Allerdings lässt sich die Quantenphysik nicht einfach so in klassischen Modellen ausdrücken – dazu sind ihre Begriffe und mathematischen Methoden zu andersartig. Es gelang dem irischen Theoretiker John Stewart Bell jedoch im Jahr 1964 – also nach Einsteins Tod im Jahr 1955 –, die philosophisch formulierten Fragen des EPR-Paradoxons in Mathematik zu übersetzen. Diese nach ihm benannte Bellsche Ungleichung gibt eine Statistik vor, wie die geworfenen Quantenwürfel sich verhalten dürfen, falls sie entweder reine Quantenobjekte im Sinne der Quantentheorie sind oder falls sie doch lokale Zusatzeigenschaften im Sinne Einsteins aufweisen.

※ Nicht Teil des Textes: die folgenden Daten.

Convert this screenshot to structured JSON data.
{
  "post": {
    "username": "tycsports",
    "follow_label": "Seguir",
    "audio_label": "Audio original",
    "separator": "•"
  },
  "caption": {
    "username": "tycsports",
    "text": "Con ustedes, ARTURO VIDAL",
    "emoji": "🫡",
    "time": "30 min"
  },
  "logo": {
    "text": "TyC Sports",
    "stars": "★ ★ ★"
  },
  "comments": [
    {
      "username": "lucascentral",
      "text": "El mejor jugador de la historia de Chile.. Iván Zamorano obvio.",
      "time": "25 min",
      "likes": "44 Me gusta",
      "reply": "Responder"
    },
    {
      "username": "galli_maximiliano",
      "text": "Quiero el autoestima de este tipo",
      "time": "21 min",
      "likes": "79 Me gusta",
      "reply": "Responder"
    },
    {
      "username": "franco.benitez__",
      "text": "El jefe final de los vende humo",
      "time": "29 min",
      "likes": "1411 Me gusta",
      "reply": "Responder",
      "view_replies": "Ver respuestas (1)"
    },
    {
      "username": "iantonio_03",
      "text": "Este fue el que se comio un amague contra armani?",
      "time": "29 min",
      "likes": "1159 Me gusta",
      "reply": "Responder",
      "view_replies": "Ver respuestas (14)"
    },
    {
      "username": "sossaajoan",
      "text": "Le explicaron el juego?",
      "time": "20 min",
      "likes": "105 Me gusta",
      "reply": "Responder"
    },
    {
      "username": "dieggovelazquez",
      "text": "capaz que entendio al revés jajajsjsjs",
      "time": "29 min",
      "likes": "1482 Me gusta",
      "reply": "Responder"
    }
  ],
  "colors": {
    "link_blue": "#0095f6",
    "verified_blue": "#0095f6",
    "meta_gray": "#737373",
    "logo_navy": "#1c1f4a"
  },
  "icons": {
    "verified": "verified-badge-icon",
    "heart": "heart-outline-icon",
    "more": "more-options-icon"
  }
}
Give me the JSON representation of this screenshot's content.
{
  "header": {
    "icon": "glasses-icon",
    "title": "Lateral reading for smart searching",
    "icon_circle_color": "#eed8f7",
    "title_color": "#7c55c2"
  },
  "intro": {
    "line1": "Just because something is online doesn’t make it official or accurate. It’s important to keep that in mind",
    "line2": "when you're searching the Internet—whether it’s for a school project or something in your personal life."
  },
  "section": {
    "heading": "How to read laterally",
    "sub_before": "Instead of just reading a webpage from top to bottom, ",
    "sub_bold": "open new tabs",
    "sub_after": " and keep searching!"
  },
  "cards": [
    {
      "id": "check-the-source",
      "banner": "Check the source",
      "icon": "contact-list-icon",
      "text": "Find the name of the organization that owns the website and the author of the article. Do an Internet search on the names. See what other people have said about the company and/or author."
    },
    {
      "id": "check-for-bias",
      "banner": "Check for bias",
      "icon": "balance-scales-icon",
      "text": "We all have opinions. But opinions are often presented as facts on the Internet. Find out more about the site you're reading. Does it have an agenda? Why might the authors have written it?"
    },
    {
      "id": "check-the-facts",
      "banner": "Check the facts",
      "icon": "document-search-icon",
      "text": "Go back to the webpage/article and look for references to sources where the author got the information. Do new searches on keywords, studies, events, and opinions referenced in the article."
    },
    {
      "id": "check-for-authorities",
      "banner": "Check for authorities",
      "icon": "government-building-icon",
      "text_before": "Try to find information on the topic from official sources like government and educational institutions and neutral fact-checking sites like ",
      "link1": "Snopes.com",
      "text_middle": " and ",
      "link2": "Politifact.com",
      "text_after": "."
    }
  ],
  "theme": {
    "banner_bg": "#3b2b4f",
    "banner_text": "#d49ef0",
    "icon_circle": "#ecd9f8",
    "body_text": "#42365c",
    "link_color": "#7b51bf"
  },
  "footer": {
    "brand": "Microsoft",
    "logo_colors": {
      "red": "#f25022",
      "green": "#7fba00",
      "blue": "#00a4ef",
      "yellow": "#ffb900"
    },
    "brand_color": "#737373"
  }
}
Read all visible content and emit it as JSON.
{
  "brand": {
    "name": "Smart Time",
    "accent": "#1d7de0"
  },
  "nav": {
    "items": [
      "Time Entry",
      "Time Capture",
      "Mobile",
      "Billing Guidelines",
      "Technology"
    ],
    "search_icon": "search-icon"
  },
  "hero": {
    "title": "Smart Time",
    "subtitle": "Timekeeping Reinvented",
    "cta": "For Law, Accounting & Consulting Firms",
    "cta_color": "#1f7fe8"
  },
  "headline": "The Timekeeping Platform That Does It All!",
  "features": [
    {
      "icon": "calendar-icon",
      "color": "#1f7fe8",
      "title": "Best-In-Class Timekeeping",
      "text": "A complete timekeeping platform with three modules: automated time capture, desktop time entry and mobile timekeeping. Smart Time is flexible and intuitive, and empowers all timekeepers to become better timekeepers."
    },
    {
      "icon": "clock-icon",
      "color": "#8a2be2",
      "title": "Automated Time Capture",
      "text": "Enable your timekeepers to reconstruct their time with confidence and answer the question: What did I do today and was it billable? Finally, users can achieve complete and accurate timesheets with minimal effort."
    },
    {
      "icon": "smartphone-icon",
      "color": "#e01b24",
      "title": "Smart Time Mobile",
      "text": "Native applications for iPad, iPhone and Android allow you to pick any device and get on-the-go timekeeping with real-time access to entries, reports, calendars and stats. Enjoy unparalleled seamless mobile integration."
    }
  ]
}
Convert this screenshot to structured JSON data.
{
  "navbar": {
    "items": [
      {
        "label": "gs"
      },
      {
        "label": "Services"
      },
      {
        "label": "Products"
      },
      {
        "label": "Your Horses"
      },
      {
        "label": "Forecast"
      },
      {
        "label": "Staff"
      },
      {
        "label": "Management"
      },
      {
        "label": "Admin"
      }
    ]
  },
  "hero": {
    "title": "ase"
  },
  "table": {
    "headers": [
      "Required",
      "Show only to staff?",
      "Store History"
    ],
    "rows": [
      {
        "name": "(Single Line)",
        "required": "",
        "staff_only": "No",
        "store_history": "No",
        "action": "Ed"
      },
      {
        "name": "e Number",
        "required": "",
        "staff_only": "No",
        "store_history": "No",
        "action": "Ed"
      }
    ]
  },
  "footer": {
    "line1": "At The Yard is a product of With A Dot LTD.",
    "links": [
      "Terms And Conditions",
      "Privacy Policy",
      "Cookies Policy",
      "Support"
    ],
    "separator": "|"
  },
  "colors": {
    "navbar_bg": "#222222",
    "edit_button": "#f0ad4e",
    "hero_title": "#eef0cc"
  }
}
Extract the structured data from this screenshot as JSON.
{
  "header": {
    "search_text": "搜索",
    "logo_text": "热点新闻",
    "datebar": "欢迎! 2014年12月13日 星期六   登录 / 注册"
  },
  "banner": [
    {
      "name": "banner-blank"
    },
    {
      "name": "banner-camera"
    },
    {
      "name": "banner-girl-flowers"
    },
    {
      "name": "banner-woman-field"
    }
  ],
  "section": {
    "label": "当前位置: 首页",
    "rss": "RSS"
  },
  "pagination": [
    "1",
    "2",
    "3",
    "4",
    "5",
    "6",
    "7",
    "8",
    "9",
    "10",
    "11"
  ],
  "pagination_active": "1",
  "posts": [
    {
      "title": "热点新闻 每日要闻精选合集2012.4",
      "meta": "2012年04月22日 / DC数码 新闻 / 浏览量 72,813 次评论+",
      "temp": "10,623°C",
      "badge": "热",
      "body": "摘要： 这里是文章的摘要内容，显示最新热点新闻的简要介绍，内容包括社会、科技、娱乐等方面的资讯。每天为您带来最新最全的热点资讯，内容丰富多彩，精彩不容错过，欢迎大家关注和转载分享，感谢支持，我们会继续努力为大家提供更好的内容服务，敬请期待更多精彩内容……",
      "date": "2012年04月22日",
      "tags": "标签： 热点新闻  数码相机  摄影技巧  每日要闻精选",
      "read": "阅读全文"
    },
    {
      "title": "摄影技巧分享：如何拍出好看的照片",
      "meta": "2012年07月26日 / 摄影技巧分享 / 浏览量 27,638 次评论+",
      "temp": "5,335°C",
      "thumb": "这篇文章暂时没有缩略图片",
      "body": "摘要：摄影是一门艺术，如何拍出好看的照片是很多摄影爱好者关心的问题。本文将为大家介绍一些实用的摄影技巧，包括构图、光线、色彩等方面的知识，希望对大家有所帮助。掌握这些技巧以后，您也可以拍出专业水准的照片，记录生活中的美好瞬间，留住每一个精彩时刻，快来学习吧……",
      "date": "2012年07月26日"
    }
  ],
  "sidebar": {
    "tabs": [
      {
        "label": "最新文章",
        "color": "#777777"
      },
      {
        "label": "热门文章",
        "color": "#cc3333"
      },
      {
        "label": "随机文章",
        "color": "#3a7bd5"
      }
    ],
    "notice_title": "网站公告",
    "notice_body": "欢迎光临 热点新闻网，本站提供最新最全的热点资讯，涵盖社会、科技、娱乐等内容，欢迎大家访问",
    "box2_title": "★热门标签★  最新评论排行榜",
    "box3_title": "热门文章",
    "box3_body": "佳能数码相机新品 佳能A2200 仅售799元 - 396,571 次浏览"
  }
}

Dank dieser bahnbrechenden Arbeit von Bell waren damit grundlegende naturphilosophische Fragen zur Quantenphysik experimentell unterscheidbar geworden. Leider starb Bell 1990 kurz nach seiner Nominierung zum Nobelpreis an einer Gehirnblutung.

Es dauerte dann noch einige Jahre, bis sich die Ideen von Bell endlich experimentell überprüfen ließen. Und hier kommen die diesjährigen Preisträger ins Spiel. John Francis Clauser konnte gemeinsam mit Kollegen zunächst die Bellsche Ungleichung so erweitern, dass sie sich klarer experimentell umsetzen ließ. Im Jahr 1974 führte er mit dem mittlerweile verstorbenen Stuart Freedman Experimente durch, die eindeutig auf eine Verletzung der Bellschen Ungleichung hinwiesen und damit Einstein widerlegten.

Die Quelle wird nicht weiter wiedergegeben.